Jaime Septién
En un pequeño ensayo incluido dentro de su libro El diablo propone un brindis, el célebre autor católico C. S. Lewis hace una distinción que resulta fundamental a la hora de orar y cantar en la Iglesia: no es lo mismo una “buena obra” que una “obra bien hecha”.
Las buenas obras, a menudo, con ser obras de caridad, no son obras bien hechas. Piénsese, por ejemplo, en algunas imágenes que “adornan” el templo. Pueden haber sido hechas con la mejor voluntad del mundo, pero estéticamente son muy feas.

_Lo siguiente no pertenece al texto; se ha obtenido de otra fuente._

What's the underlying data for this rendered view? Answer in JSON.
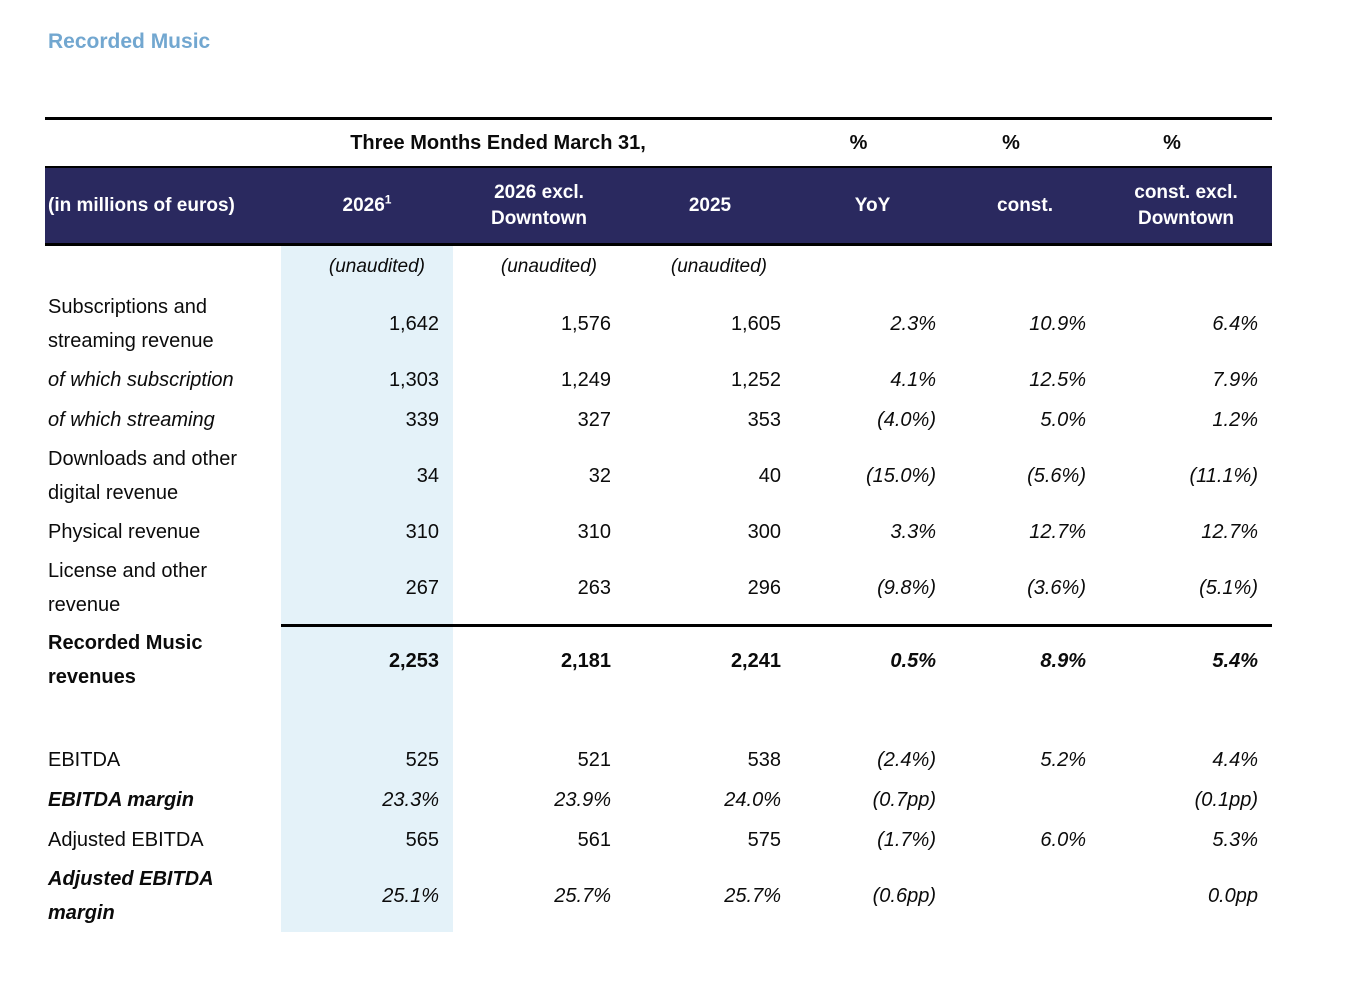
{
  "title": "Recorded Music",
  "colors": {
    "title_blue": "#72a7d0",
    "header_navy": "#2a295f",
    "highlight_column": "#e4f2f9"
  },
  "table": {
    "period_header": "Three Months Ended March 31,",
    "pct_headers": [
      "%",
      "%",
      "%"
    ],
    "row_label_header": "(in millions of euros)",
    "column_headers": [
      {
        "label": "2026",
        "superscript": "1"
      },
      {
        "label": "2026 excl. Downtown"
      },
      {
        "label": "2025"
      },
      {
        "label": "YoY"
      },
      {
        "label": "const."
      },
      {
        "label": "const. excl. Downtown"
      }
    ],
    "unaudited_labels": [
      "(unaudited)",
      "(unaudited)",
      "(unaudited)"
    ],
    "rows": [
      {
        "label": "Subscriptions and streaming revenue",
        "values": [
          "1,642",
          "1,576",
          "1,605",
          "2.3%",
          "10.9%",
          "6.4%"
        ],
        "label_style": "regular",
        "value_style": "regular"
      },
      {
        "label": "of which subscription",
        "values": [
          "1,303",
          "1,249",
          "1,252",
          "4.1%",
          "12.5%",
          "7.9%"
        ],
        "label_style": "italic",
        "value_style": "regular"
      },
      {
        "label": "of which streaming",
        "values": [
          "339",
          "327",
          "353",
          "(4.0%)",
          "5.0%",
          "1.2%"
        ],
        "label_style": "italic",
        "value_style": "regular"
      },
      {
        "label": "Downloads and other digital revenue",
        "values": [
          "34",
          "32",
          "40",
          "(15.0%)",
          "(5.6%)",
          "(11.1%)"
        ],
        "label_style": "regular",
        "value_style": "regular"
      },
      {
        "label": "Physical revenue",
        "values": [
          "310",
          "310",
          "300",
          "3.3%",
          "12.7%",
          "12.7%"
        ],
        "label_style": "regular",
        "value_style": "regular"
      },
      {
        "label": "License and other revenue",
        "values": [
          "267",
          "263",
          "296",
          "(9.8%)",
          "(3.6%)",
          "(5.1%)"
        ],
        "label_style": "regular",
        "value_style": "regular"
      },
      {
        "label": "Recorded Music revenues",
        "values": [
          "2,253",
          "2,181",
          "2,241",
          "0.5%",
          "8.9%",
          "5.4%"
        ],
        "label_style": "bold",
        "value_style": "bold",
        "rule_above": true
      },
      {
        "type": "spacer"
      },
      {
        "label": "EBITDA",
        "values": [
          "525",
          "521",
          "538",
          "(2.4%)",
          "5.2%",
          "4.4%"
        ],
        "label_style": "regular",
        "value_style": "regular"
      },
      {
        "label": "EBITDA margin",
        "values": [
          "23.3%",
          "23.9%",
          "24.0%",
          "(0.7pp)",
          "",
          "(0.1pp)"
        ],
        "label_style": "bolditalic",
        "value_style": "italic"
      },
      {
        "label": "Adjusted EBITDA",
        "values": [
          "565",
          "561",
          "575",
          "(1.7%)",
          "6.0%",
          "5.3%"
        ],
        "label_style": "regular",
        "value_style": "regular"
      },
      {
        "label": "Adjusted EBITDA margin",
        "values": [
          "25.1%",
          "25.7%",
          "25.7%",
          "(0.6pp)",
          "",
          "0.0pp"
        ],
        "label_style": "bolditalic",
        "value_style": "italic"
      }
    ]
  }
}
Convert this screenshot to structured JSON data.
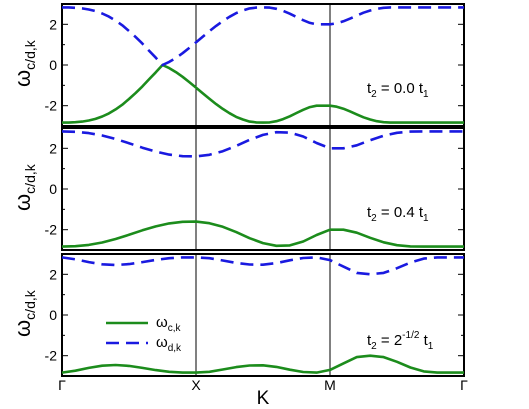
{
  "chart_data": [
    {
      "type": "line",
      "panel": "top",
      "ylabel": {
        "main": "ω",
        "sub": "c/d,k"
      },
      "annotation": {
        "lead": "t",
        "lead_sub": "2",
        "mid": " = 0.0 t",
        "tail_sub": "1",
        "tail_sup": ""
      },
      "ylim": [
        -2.9,
        2.9
      ],
      "yticks": [
        -2,
        0,
        2
      ],
      "xtick_labels": [
        "Γ",
        "X",
        "M",
        "Γ"
      ],
      "series": [
        {
          "color": "#1c8c1c",
          "dash": "solid",
          "x": [
            0,
            0.05,
            0.1,
            0.15,
            0.2,
            0.25,
            0.3,
            0.35,
            0.4,
            0.45,
            0.5,
            0.55,
            0.6,
            0.65,
            0.7,
            0.75,
            0.8,
            0.85,
            0.9,
            0.95,
            1.0,
            1.05,
            1.1,
            1.15,
            1.2,
            1.25,
            1.3,
            1.35,
            1.4,
            1.45,
            1.5,
            1.55,
            1.6,
            1.65,
            1.7,
            1.75,
            1.8,
            1.85,
            1.9,
            1.95,
            2.0,
            2.05,
            2.1,
            2.15,
            2.2,
            2.25,
            2.3,
            2.35,
            2.4,
            2.45,
            2.5,
            2.55,
            2.6,
            2.65,
            2.7,
            2.75,
            2.8,
            2.85,
            2.9,
            2.95,
            3.0
          ],
          "y": [
            -2.83,
            -2.83,
            -2.81,
            -2.78,
            -2.73,
            -2.65,
            -2.53,
            -2.38,
            -2.18,
            -1.95,
            -1.67,
            -1.37,
            -1.05,
            -0.7,
            -0.36,
            0,
            -0.15,
            -0.35,
            -0.58,
            -0.84,
            -1.11,
            -1.39,
            -1.66,
            -1.92,
            -2.16,
            -2.37,
            -2.55,
            -2.68,
            -2.78,
            -2.82,
            -2.83,
            -2.82,
            -2.76,
            -2.66,
            -2.52,
            -2.36,
            -2.2,
            -2.07,
            -2.0,
            -2.0,
            -2.0,
            -2.05,
            -2.15,
            -2.28,
            -2.43,
            -2.57,
            -2.68,
            -2.76,
            -2.81,
            -2.83,
            -2.83,
            -2.83,
            -2.83,
            -2.83,
            -2.83,
            -2.83,
            -2.83,
            -2.83,
            -2.83,
            -2.83,
            -2.83
          ]
        },
        {
          "color": "#1a1ae0",
          "dash": "dashed",
          "x": [
            0,
            0.05,
            0.1,
            0.15,
            0.2,
            0.25,
            0.3,
            0.35,
            0.4,
            0.45,
            0.5,
            0.55,
            0.6,
            0.65,
            0.7,
            0.75,
            0.8,
            0.85,
            0.9,
            0.95,
            1.0,
            1.05,
            1.1,
            1.15,
            1.2,
            1.25,
            1.3,
            1.35,
            1.4,
            1.45,
            1.5,
            1.55,
            1.6,
            1.65,
            1.7,
            1.75,
            1.8,
            1.85,
            1.9,
            1.95,
            2.0,
            2.05,
            2.1,
            2.15,
            2.2,
            2.25,
            2.3,
            2.35,
            2.4,
            2.45,
            2.5,
            2.55,
            2.6,
            2.65,
            2.7,
            2.75,
            2.8,
            2.85,
            2.9,
            2.95,
            3.0
          ],
          "y": [
            2.83,
            2.83,
            2.81,
            2.78,
            2.73,
            2.65,
            2.53,
            2.38,
            2.18,
            1.95,
            1.67,
            1.37,
            1.05,
            0.7,
            0.36,
            0,
            0.15,
            0.35,
            0.58,
            0.84,
            1.11,
            1.39,
            1.66,
            1.92,
            2.16,
            2.37,
            2.55,
            2.68,
            2.78,
            2.82,
            2.83,
            2.82,
            2.76,
            2.66,
            2.52,
            2.36,
            2.2,
            2.07,
            2.0,
            2.0,
            2.0,
            2.05,
            2.15,
            2.28,
            2.43,
            2.57,
            2.68,
            2.76,
            2.81,
            2.83,
            2.83,
            2.83,
            2.83,
            2.83,
            2.83,
            2.83,
            2.83,
            2.83,
            2.83,
            2.83,
            2.83
          ]
        }
      ]
    },
    {
      "type": "line",
      "panel": "middle",
      "ylabel": {
        "main": "ω",
        "sub": "c/d,k"
      },
      "annotation": {
        "lead": "t",
        "lead_sub": "2",
        "mid": " = 0.4 t",
        "tail_sub": "1",
        "tail_sup": ""
      },
      "ylim": [
        -2.9,
        2.9
      ],
      "yticks": [
        -2,
        0,
        2
      ],
      "xtick_labels": [
        "Γ",
        "X",
        "M",
        "Γ"
      ],
      "series": [
        {
          "color": "#1c8c1c",
          "dash": "solid",
          "x": [
            0,
            0.1,
            0.2,
            0.3,
            0.4,
            0.5,
            0.6,
            0.7,
            0.8,
            0.9,
            1.0,
            1.1,
            1.2,
            1.3,
            1.4,
            1.5,
            1.6,
            1.7,
            1.8,
            1.9,
            2.0,
            2.1,
            2.2,
            2.3,
            2.4,
            2.5,
            2.6,
            2.7,
            2.8,
            2.9,
            3.0
          ],
          "y": [
            -2.83,
            -2.81,
            -2.75,
            -2.63,
            -2.46,
            -2.25,
            -2.03,
            -1.84,
            -1.69,
            -1.61,
            -1.6,
            -1.68,
            -1.86,
            -2.12,
            -2.42,
            -2.66,
            -2.79,
            -2.77,
            -2.58,
            -2.26,
            -2.0,
            -2.0,
            -2.15,
            -2.4,
            -2.62,
            -2.76,
            -2.82,
            -2.83,
            -2.83,
            -2.83,
            -2.83
          ]
        },
        {
          "color": "#1a1ae0",
          "dash": "dashed",
          "x": [
            0,
            0.1,
            0.2,
            0.3,
            0.4,
            0.5,
            0.6,
            0.7,
            0.8,
            0.9,
            1.0,
            1.1,
            1.2,
            1.3,
            1.4,
            1.5,
            1.6,
            1.7,
            1.8,
            1.9,
            2.0,
            2.1,
            2.2,
            2.3,
            2.4,
            2.5,
            2.6,
            2.7,
            2.8,
            2.9,
            3.0
          ],
          "y": [
            2.83,
            2.81,
            2.75,
            2.63,
            2.46,
            2.25,
            2.03,
            1.84,
            1.69,
            1.61,
            1.6,
            1.68,
            1.86,
            2.12,
            2.42,
            2.66,
            2.79,
            2.77,
            2.58,
            2.26,
            2.0,
            2.0,
            2.15,
            2.4,
            2.62,
            2.76,
            2.82,
            2.83,
            2.83,
            2.83,
            2.83
          ]
        }
      ]
    },
    {
      "type": "line",
      "panel": "bottom",
      "ylabel": {
        "main": "ω",
        "sub": "c/d,k"
      },
      "annotation": {
        "lead": "t",
        "lead_sub": "2",
        "mid": " = 2",
        "tail_sub": "1",
        "tail_sup": "-1/2",
        "mid2": " t"
      },
      "ylim": [
        -2.9,
        2.9
      ],
      "yticks": [
        -2,
        0,
        2
      ],
      "xtick_labels": [
        "Γ",
        "X",
        "M",
        "Γ"
      ],
      "legend": {
        "position": "lower-left",
        "entries": [
          {
            "main": "ω",
            "sub": "c,k",
            "color": "#1c8c1c",
            "dash": "solid"
          },
          {
            "main": "ω",
            "sub": "d,k",
            "color": "#1a1ae0",
            "dash": "dashed"
          }
        ]
      },
      "series": [
        {
          "color": "#1c8c1c",
          "dash": "solid",
          "x": [
            0,
            0.1,
            0.2,
            0.3,
            0.4,
            0.5,
            0.6,
            0.7,
            0.8,
            0.9,
            1.0,
            1.1,
            1.2,
            1.3,
            1.4,
            1.5,
            1.6,
            1.7,
            1.8,
            1.9,
            2.0,
            2.1,
            2.2,
            2.3,
            2.4,
            2.5,
            2.6,
            2.7,
            2.8,
            2.9,
            3.0
          ],
          "y": [
            -2.83,
            -2.74,
            -2.6,
            -2.49,
            -2.46,
            -2.5,
            -2.6,
            -2.71,
            -2.79,
            -2.83,
            -2.83,
            -2.79,
            -2.68,
            -2.56,
            -2.48,
            -2.47,
            -2.55,
            -2.69,
            -2.8,
            -2.83,
            -2.7,
            -2.38,
            -2.07,
            -2.0,
            -2.07,
            -2.3,
            -2.58,
            -2.77,
            -2.83,
            -2.83,
            -2.83
          ]
        },
        {
          "color": "#1a1ae0",
          "dash": "dashed",
          "x": [
            0,
            0.1,
            0.2,
            0.3,
            0.4,
            0.5,
            0.6,
            0.7,
            0.8,
            0.9,
            1.0,
            1.1,
            1.2,
            1.3,
            1.4,
            1.5,
            1.6,
            1.7,
            1.8,
            1.9,
            2.0,
            2.1,
            2.2,
            2.3,
            2.4,
            2.5,
            2.6,
            2.7,
            2.8,
            2.9,
            3.0
          ],
          "y": [
            2.83,
            2.74,
            2.6,
            2.49,
            2.46,
            2.5,
            2.6,
            2.71,
            2.79,
            2.83,
            2.83,
            2.79,
            2.68,
            2.56,
            2.48,
            2.47,
            2.55,
            2.69,
            2.8,
            2.83,
            2.7,
            2.38,
            2.07,
            2.0,
            2.07,
            2.3,
            2.58,
            2.77,
            2.83,
            2.83,
            2.83
          ]
        }
      ]
    }
  ],
  "xlabel": "K"
}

En España fue conocido el caso de una mujer mayor que tomó un cuadro del rostro de Jesús del templo, lo llevó a su casa para “repararlo” y terminó colgando un adefesio.
Es frecuente que lo coros que acompañan nuestras celebraciones, los músicos que se “avientan al ruedo” y cantan para darle alegría a la liturgia, consigan un efecto contrario: alejar a los fieles de la solemnidad y la introspección que exige el encuentro con el Señor.
Lewis lo dice de manera contundente: “Hagamos que los coros canten bien o que se callen”. No es función menor la suya. Y si no tienen la preparación, lo mejor es que la adquieran.
La misma exigencia que proponemos a la Iglesia jerárquica debía aplicarse, primero, a nuestro comportamiento y, segundo, a todo lo que rodea a la liturgia, incluida la música. Que los católicos no confundamos las buenas obras con las buenas obras bien hechas.